Daly, founder of Capel Street sewing school When Poppy Met Daisy, delved into themes of dance and movement for her graduate collection. She “had no intention at all in ever starting to teach – in fact, I doubted I had the patience,” but after a disillusioning flirtation with LFW, a chance encounter with a creative-course company based in Islington led her to bring a similar concept back to Dublin (these were pre Block-T days, when pickings of this kind were especially slim). “We now run everything from 12 Week Pattern Drafting and Dressmaking courses to Corset Making and Alteration classes, having recently branched out to hen parties and corporate clients… we’re constantly evolving.”
Fellow SCFE graduate Moller has skyrocketed through the ranks of River Island to become Head of Design, having secured its NCAD-backed bursary in 2006, and now judges that same bursary’s finalists each May: “The student designers of today have grown up in a digital world and are incredibly skilled in digital media, which my generation wasn’t. While their knowledge of digital creative programmes gives them an edge in this industry, the core training is the same – the ability to always generate new ideas is invaluable and that is a talent, not a taught skill.”
Cleary shifted through “ramshackle warehouse” studios and a dalliance with Drury Street, during which she and Om Diva founder Ruth Ni Loinsigh staged the first incarnation of another sewing school, the Sip and Stitch Academy – “we called ourselves the Earthy Originals… we sat on the floor and, of course, there was prosecco involved!” – before an industrious period as a self-employed fashion designer gave way to teaching Art at Drumcondra’s St Patrick’s College, home to prospective primary-school teachers. “In my heart of hearts, I felt like I could make more of a difference by teaching and bringing that design and creativity to children, the next generation coming up. It made me think about what I’m doing in life… Fashion is transient, and the whole premise of the fashion industry had very much changed from when I first graduated. The whole ‘buy, buy, buy’ mindset wasn’t sitting so well with me.”

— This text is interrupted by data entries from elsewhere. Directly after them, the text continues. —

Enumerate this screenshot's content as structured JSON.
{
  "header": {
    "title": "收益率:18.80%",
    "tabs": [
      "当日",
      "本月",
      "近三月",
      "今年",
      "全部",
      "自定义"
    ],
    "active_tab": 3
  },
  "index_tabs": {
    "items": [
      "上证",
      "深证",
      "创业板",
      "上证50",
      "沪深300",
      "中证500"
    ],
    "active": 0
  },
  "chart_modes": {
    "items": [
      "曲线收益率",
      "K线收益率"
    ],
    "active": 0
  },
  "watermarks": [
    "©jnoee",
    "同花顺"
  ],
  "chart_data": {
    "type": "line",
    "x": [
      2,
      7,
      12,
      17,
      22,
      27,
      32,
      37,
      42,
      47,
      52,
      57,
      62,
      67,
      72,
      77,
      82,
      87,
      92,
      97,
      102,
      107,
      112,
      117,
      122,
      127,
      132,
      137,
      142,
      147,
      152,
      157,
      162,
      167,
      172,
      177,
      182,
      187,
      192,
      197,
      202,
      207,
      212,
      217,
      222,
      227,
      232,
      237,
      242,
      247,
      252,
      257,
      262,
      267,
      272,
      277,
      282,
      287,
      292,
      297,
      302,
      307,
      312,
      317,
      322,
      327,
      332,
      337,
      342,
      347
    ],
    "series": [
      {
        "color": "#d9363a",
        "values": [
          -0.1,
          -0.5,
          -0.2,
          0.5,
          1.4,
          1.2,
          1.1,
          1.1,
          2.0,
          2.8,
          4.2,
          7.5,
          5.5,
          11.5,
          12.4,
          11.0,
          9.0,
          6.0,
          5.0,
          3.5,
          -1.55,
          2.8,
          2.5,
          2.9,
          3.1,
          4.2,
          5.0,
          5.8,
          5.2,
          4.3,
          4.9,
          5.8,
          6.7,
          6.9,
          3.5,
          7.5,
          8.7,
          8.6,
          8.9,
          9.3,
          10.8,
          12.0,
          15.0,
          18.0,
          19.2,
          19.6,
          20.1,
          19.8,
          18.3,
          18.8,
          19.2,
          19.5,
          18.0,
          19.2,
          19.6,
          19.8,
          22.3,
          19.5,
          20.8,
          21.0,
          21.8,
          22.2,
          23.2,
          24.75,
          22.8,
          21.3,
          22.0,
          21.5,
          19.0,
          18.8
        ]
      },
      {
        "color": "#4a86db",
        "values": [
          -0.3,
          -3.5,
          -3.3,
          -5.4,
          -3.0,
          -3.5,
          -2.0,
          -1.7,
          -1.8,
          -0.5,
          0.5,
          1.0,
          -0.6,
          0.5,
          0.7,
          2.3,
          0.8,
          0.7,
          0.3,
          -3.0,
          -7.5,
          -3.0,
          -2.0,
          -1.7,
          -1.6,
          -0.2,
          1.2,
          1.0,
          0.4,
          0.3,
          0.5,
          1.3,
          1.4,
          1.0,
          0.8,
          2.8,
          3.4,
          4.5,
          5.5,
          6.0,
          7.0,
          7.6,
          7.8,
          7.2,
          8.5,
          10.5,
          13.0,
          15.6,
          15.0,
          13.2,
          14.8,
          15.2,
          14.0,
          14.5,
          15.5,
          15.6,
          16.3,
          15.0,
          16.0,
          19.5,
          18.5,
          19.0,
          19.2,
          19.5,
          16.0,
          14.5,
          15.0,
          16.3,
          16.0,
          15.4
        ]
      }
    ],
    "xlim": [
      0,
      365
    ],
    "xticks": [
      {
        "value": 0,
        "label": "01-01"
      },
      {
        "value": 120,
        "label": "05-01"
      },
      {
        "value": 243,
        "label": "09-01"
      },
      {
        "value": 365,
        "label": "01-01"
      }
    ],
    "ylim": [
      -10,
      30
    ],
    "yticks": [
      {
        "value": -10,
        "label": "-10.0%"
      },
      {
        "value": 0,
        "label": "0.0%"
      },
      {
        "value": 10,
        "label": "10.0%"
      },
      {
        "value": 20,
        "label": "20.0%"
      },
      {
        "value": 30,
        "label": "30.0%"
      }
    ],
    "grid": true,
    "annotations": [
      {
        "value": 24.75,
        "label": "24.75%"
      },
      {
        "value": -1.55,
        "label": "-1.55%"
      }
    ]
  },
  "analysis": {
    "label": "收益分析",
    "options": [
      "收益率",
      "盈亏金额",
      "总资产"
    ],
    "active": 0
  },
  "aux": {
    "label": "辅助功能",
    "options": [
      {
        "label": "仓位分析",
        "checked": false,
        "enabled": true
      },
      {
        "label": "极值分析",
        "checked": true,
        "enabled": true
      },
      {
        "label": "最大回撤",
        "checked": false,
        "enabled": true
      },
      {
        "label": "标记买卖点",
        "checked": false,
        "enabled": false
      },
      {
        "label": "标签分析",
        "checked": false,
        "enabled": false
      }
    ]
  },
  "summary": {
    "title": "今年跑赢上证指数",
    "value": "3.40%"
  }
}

As she now embarks on a practise-based PHD, drawing upon years’ worth of process art and community-driven projects in DCU, collaboration has remained a constant throughout her eclectic career path; a trait kickstarted by her Comme Des Garçons and Issey Miyake inspired graduate designs. “Because of my friendships with people in different industries, I collaborated with two graphic designers, who are still really good friends of mine. One of them, now in LA, was really into photography and shot the collection for me in the Japanese Gardens – my pieces had a very Oriental appearance. The other designed the labelling for my final collection, and the packaging, while my father created the interior look; what the collection rails would look like in a shop and so forth.”
Conversely, Kealy has thrived under the velocity of consumer appetites, unravelling the psyches of both domestic and international customers from her buying position in Primark. A penchant for up-skilling and self-challenging has characterised her every career move – during one several-year stint, she paired 9-5 work in Irish manufacturing with night-time lecturing at her alma mater: “I didn’t ever want to give up the teaching, but in the end I just didn’t have the time! The Grafton Academy students are so great, and I really bounced off of that. Yes, I was knackered the next day, but you would get so much energy from those sessions. Teachers play such an important role [in the development of students], between their enthusiasm and introducing routes you wouldn’t have previously thought to go down, and I was sentimental about the wonderful lecturers I’d had. It was really nice to show people the formula of a process, how they can take something from a concept to a three-dimensional piece”.
As for what advice soon-to-be graduates can garner from these fashionable forward-thinkers? Each concurs that the lack of certainty surrounding this time can be as thrilling as it is daunting, propelling your creative drive forward in the process. These designers, artists and all-round creatives prove that that post-grad success comes packaged in all manner of shapes and sizes. Provided you trust in your talent and creative intuition, they conclude, “you may not end up doing something you started out with, but that’s exciting! Fashion is a huge industry with a lot of moving parts, not just what you see on the catwalk… In the end, your inherent need for creative expression will never lead you down the ‘wrong’ path.”